Decisão Terminativa de 2º Grau

Fiança 0800263-95.2018.8.18.0032


Decisão Terminativa

poder judiciário 
tribunal de justiça do estado do piauí

PROCESSO Nº: 0800263-95.2018.8.18.0032

CLASSE: APELAÇÃO CÍVEL (198)

ÓRGÃO JULGADOR: 4ª Câmara Especializada Cível

ASSUNTO(S): [Fiança]

APELANTE: FRANCISCO DE ASSIS ROCHA CIPRIANO, ANTONIA ALZIRA DE SOUSA CIPRIANO

APELADO: BANCO DO BRASIL SA
REPRESENTANTE: BANCO DO BRASIL SA


EMENTA: APELAÇÃO CÍVEL. PRORROGAÇÃO AUTOMÁTICA DE FIANÇA. VALIDADE. SÚMULA Nº 656 DO STJ. RECURSO NÃO PROVIDO. 1. O recurso está em contrariedade com a consolidada jurisprudência do Superior Tribunal de Justiça sobre a matéria, segundo a qual “É válida a cláusula de prorrogação automática de fiança na renovação do contrato principal. A exoneração do fiador depende da notificação prevista no artigo 835 do Código Civil” (Súmula nº 656). 2. Hipótese de julgamento monocrático, conforme o Art. 932, inciso IV, alínea “a”, do Código de Processo Civil. 3. Recurso não provido.


DECISÃO TERMINATIVA


Trata-se de Apelação Cível interposta por FRANCISCO DE ASSIS ROCHA CIPRIANO e ANTONIA ALZIRA DE SOUSA CIPRIANO contra decisão proferida pelo Juízo da 1ª Vara da Comarca de Picos, nos autos de Ação Declaratória de Exoneração de Fiança c/c Indenização por Danos Morais movida pelos apelantes em desfavor do BANCO DO BRASIL SA, ora apelado. 

Na sentença recorrida (ID 3289124), o juízo a quo julgou parcialmente procedente o pedido inicial, nos seguintes termos:

Ante o exposto, julgo procedente, em parte, os pedidos encartados na inicial de ID 829483, extinguindo o feito com resolução de mérito, nos termos do art. 487, I, do Código de Processo Civil, para, tão somente, exonerar os demandantes da fiança, ressaltando que todos os termos contratuais deverão ser respeitados até 60 dias após a citação válida, cabendo, portanto, aos fiadores responderem pelo ônus outrora assumido até o termo final de sua obrigação, inclusive o débito evidenciado nos autos, que ensejou a inscrição de seus nomes no órgão de proteção ao crédito.

Revogo, pois, a tutela antecipada deferida no início do curso processual (ID 859724), por ter se verificado a legitimidade da conduta, e indefiro o pedido de danos morais.

Por não ter a parte provocado na via administrativa a extinção do vínculo obrigacional e diante do indeferimento do pedido de danos morais, condeno os demandantes em custas e honorários advocatícios, estes arbitrados em 15% sobre o valor atualizado da causa. Suspendo a exigibilidade da obrigação por força do deferimento da gratuidade judiciária.

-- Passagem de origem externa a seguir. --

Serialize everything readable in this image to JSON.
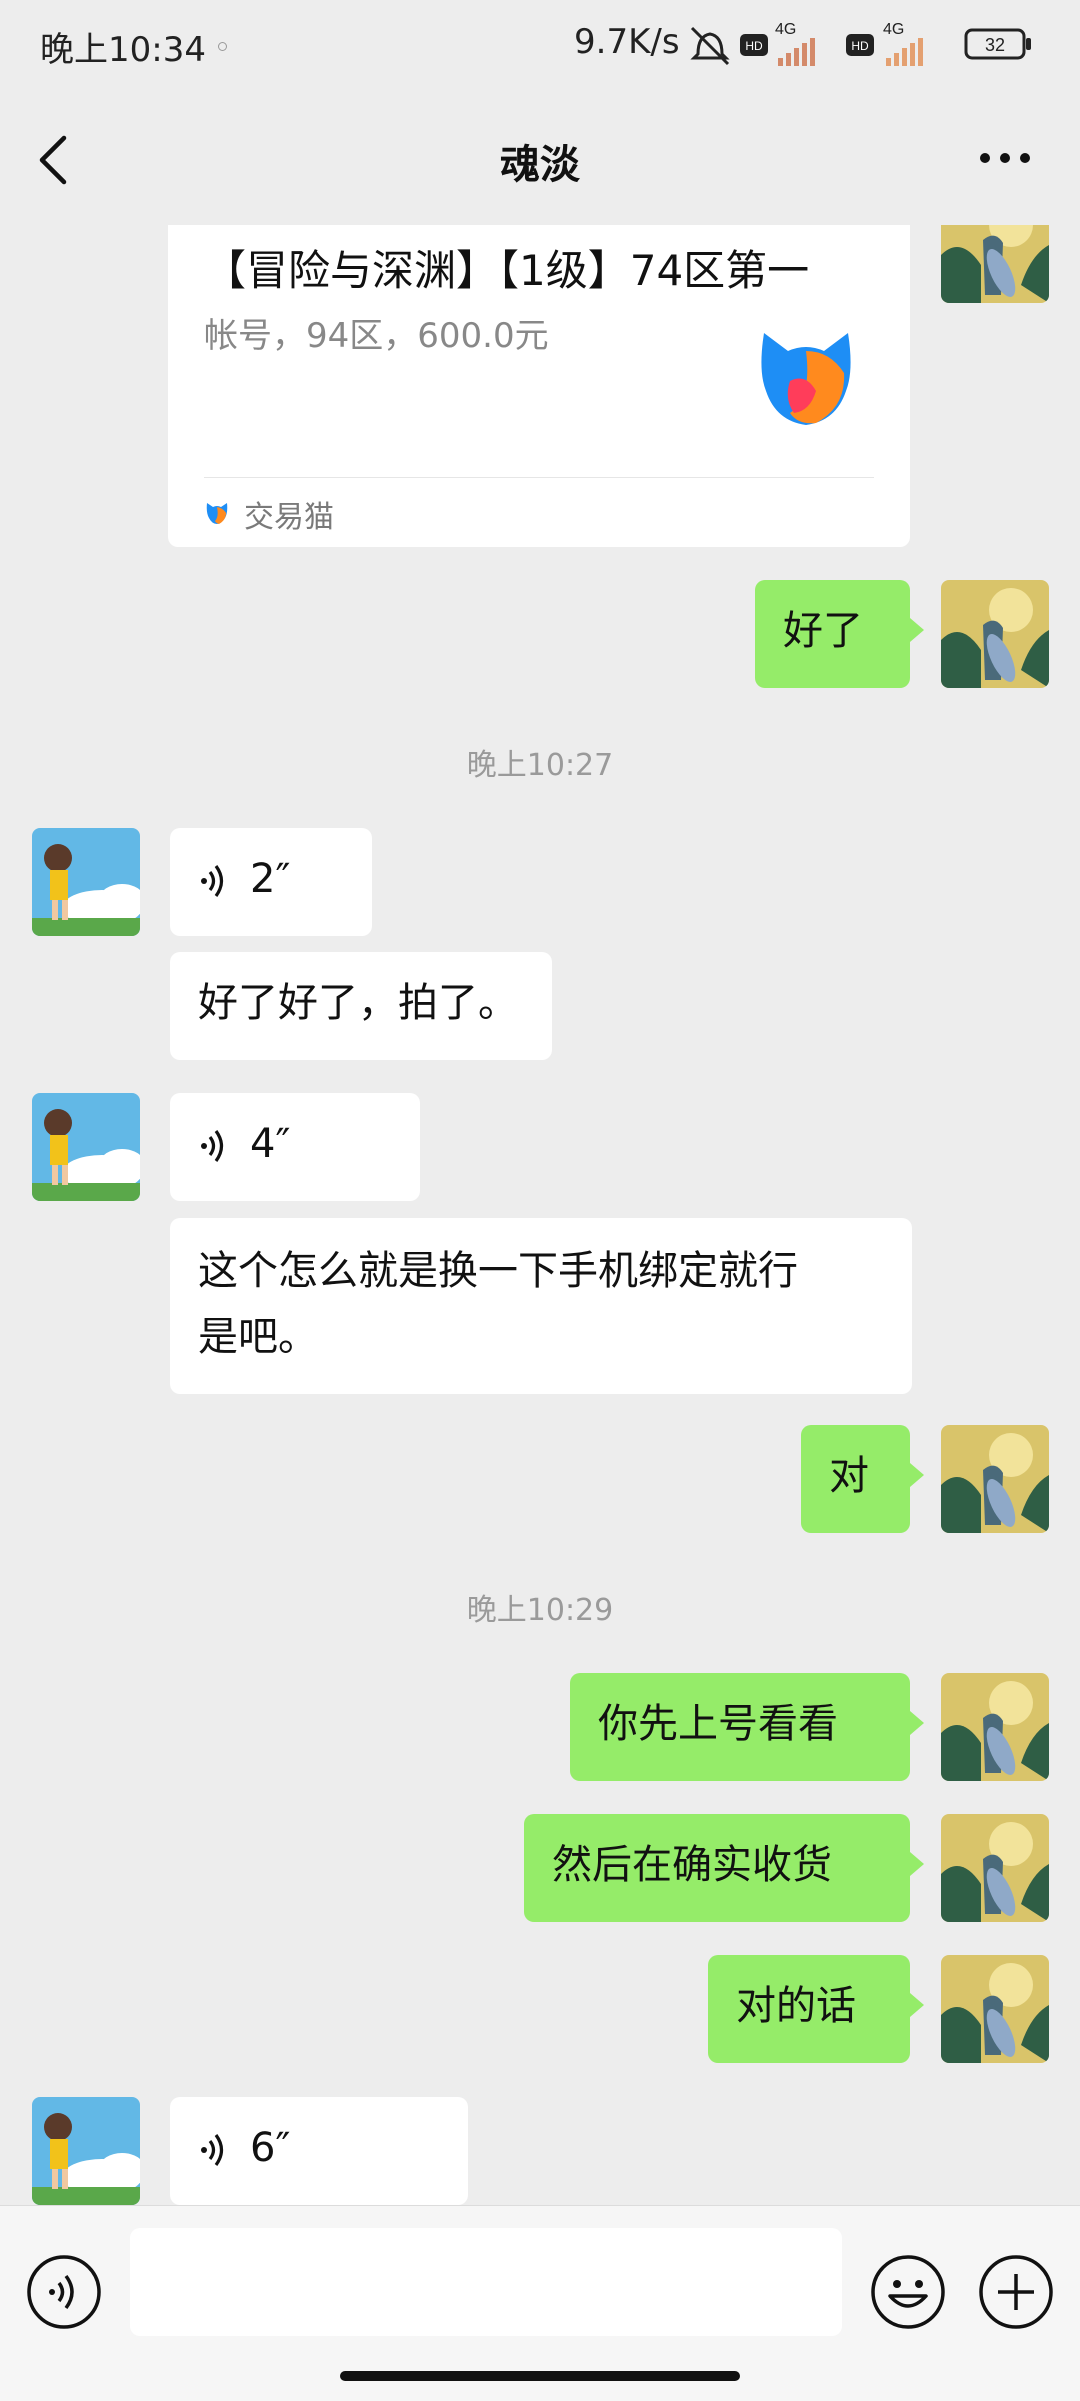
{
  "status_bar": {
    "time": "晚上10:34",
    "net_speed": "9.7K/s",
    "hd1": "HD",
    "net1": "4G",
    "hd2": "HD",
    "net2": "4G",
    "battery": "32"
  },
  "nav": {
    "title": "魂淡"
  },
  "card": {
    "title": "【冒险与深渊】【1级】74区第一",
    "desc": "帐号，94区，600.0元",
    "source": "交易猫"
  },
  "messages": {
    "m1": "好了",
    "ts1": "晚上10:27",
    "v1": "2″",
    "m2": "好了好了，拍了。",
    "v2": "4″",
    "m3_line1": "这个怎么就是换一下手机绑定就行",
    "m3_line2": "是吧。",
    "m4": "对",
    "ts2": "晚上10:29",
    "m5": "你先上号看看",
    "m6": "然后在确实收货",
    "m7": "对的话",
    "v3": "6″"
  },
  "input": {
    "placeholder": ""
  },
  "colors": {
    "outgoing_bubble": "#95ec69",
    "incoming_bubble": "#ffffff",
    "background": "#ededed"
  }
}
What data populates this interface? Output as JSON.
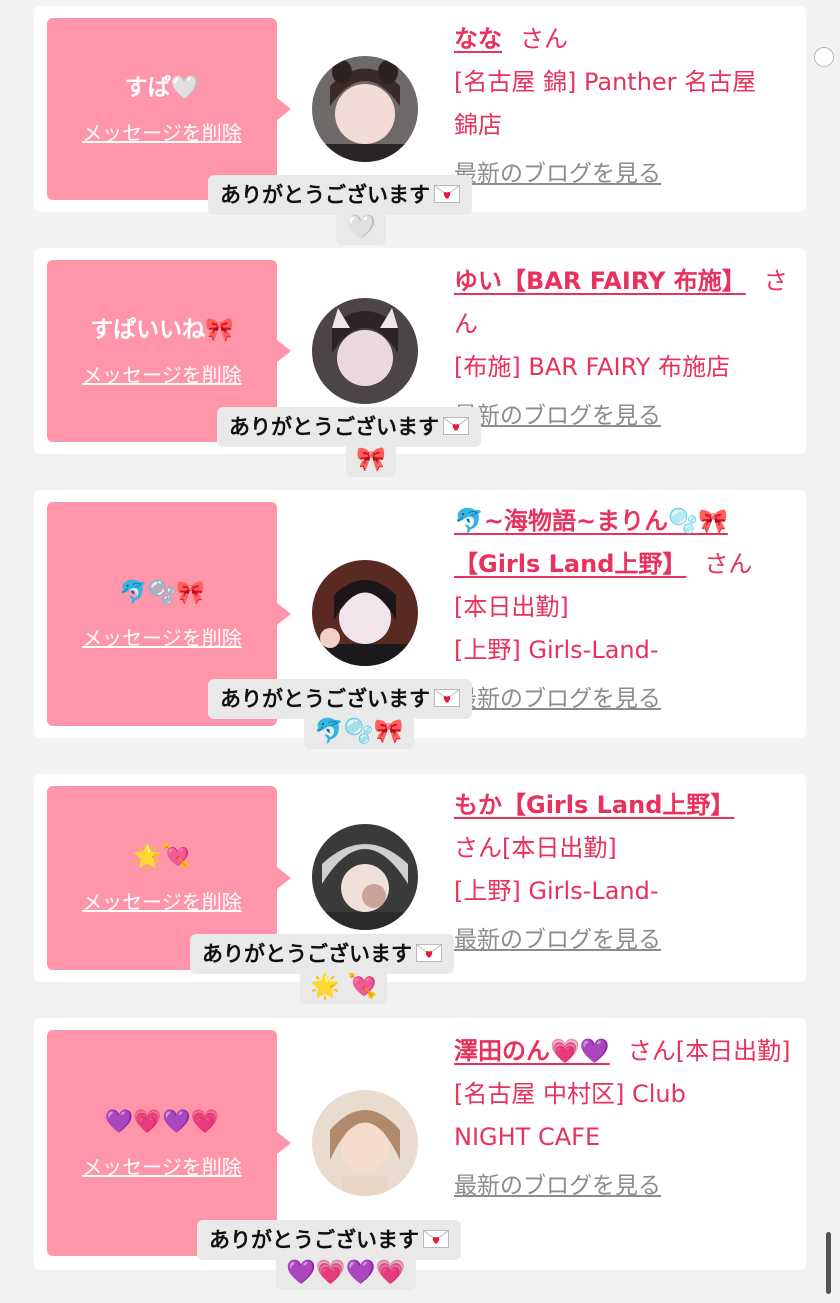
{
  "cards": [
    {
      "message": "すぱ🤍",
      "delete_label": "メッセージを削除",
      "name": "なな",
      "san": "さん",
      "shop_lines": [
        "[名古屋 錦] Panther 名古屋",
        "錦店"
      ],
      "blog_label": "最新のブログを見る",
      "reply_text": "ありがとうございます",
      "reply_emoji": "🤍"
    },
    {
      "message": "すぱいいね🎀",
      "delete_label": "メッセージを削除",
      "name": "ゆい【BAR FAIRY 布施】",
      "san": "さん",
      "shop_lines": [
        "[布施] BAR FAIRY 布施店"
      ],
      "blog_label": "最新のブログを見る",
      "reply_text": "ありがとうございます",
      "reply_emoji": "🎀"
    },
    {
      "message": "🐬🫧🎀",
      "delete_label": "メッセージを削除",
      "name": "🐬~海物語~まりん🫧🎀【Girls Land上野】",
      "san": "さん",
      "shop_lines": [
        "[本日出勤]",
        "[上野] Girls-Land-"
      ],
      "blog_label": "最新のブログを見る",
      "reply_text": "ありがとうございます",
      "reply_emoji": "🐬🫧🎀"
    },
    {
      "message": "🌟💘",
      "delete_label": "メッセージを削除",
      "name": "もか【Girls Land上野】",
      "san": "さん[本日出勤]",
      "shop_lines": [
        "[上野] Girls-Land-"
      ],
      "blog_label": "最新のブログを見る",
      "reply_text": "ありがとうございます",
      "reply_emoji": "🌟 💘"
    },
    {
      "message": "💜💗💜💗",
      "delete_label": "メッセージを削除",
      "name": "澤田のん💗💜",
      "san": "さん[本日出勤]",
      "shop_lines": [
        "[名古屋 中村区] Club",
        "NIGHT CAFE"
      ],
      "blog_label": "最新のブログを見る",
      "reply_text": "ありがとうございます",
      "reply_emoji": "💜💗💜💗"
    }
  ],
  "colors": {
    "accent": "#e8315c",
    "message_box": "#ff95a8",
    "background": "#f2f2f2",
    "link_gray": "#8c8c8c"
  }
}
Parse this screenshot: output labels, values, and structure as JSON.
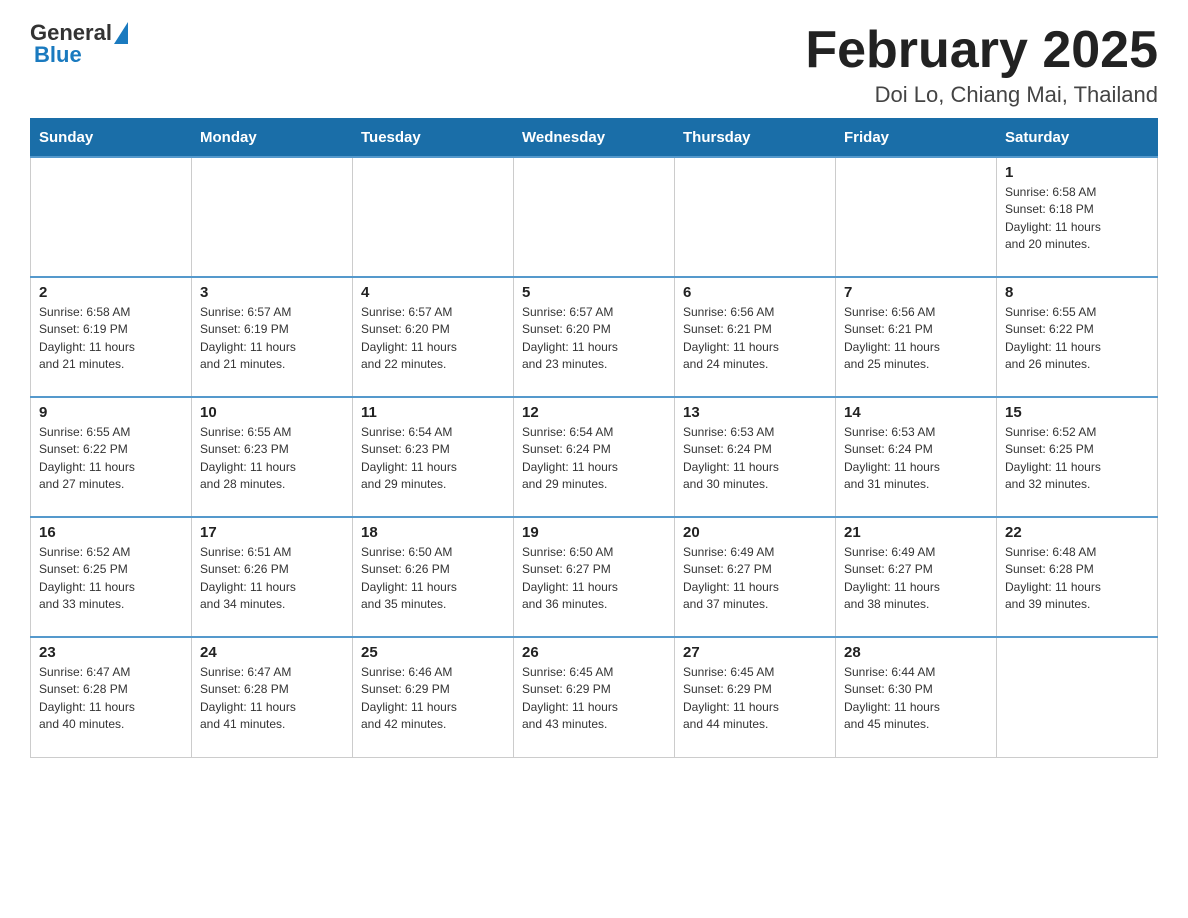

Insatisfeitos, os apelantes interpuseram o presente recurso na petição de ID 3289125. Em suas razões, aduzem ser ilícita a responsabilização do fiador por encargos contratuais decorrentes de contrato bancário prorrogado automaticamente pela instituição financeira. Além disso, sustentam estarem presentes, no caso, as condições para a condenação do banco à reparação pelos danos morais causados em virtude de inclusão indevida nos cadastros dos órgãos de proteção ao crédito. Nesses termos, pedem a reforma da sentença, com a integral procedência do pleito originário.

O apelado, por seu turno, apresentou contrarrazões na petição de ID 3289143, onde defende a manutenção da sentença. 

É o que basta relatar.

A controvérsia posta em exame diz respeito à validade de cláusula contratual que preveja a renovação automática da fiança prestada em contrato bancário (empréstimo/financiamento). 

Oportuno transcrever, a esse respeito, o entendimento adotado pelo juízo a quo para fundamentar sua decisão:

Em que pese ser incontroverso nos autos a ausência de ratificações pelos demandantes das prorrogações contratuais, consta nos contratos celebrados (décima quinta cláusula), finda a vigência, a previsão de sucessivas prorrogações, por iguais períodos de 360 dias, caso não haja manifestação em contrário de qualquer das partes.

Assim, por expressa cláusula contratual (décima quinta cláusula), os prazos de vigência dos contratos bancários poderiam ser prorrogados, sucessivas vezes, automaticamente, ressalvando a possibilidade de manifestação em sentido contrário, seja de qual parte for.

Nessa conjuntura, não merece guarida o argumento deduzido pelos demandantes de que não sabiam das prorrogações e por isso não cabe a eles o ônus decorrente da inadimplência do beneficiário da garantia, posto que já autorizada a adoção do contestado procedimento no instrumento contratual entabulado.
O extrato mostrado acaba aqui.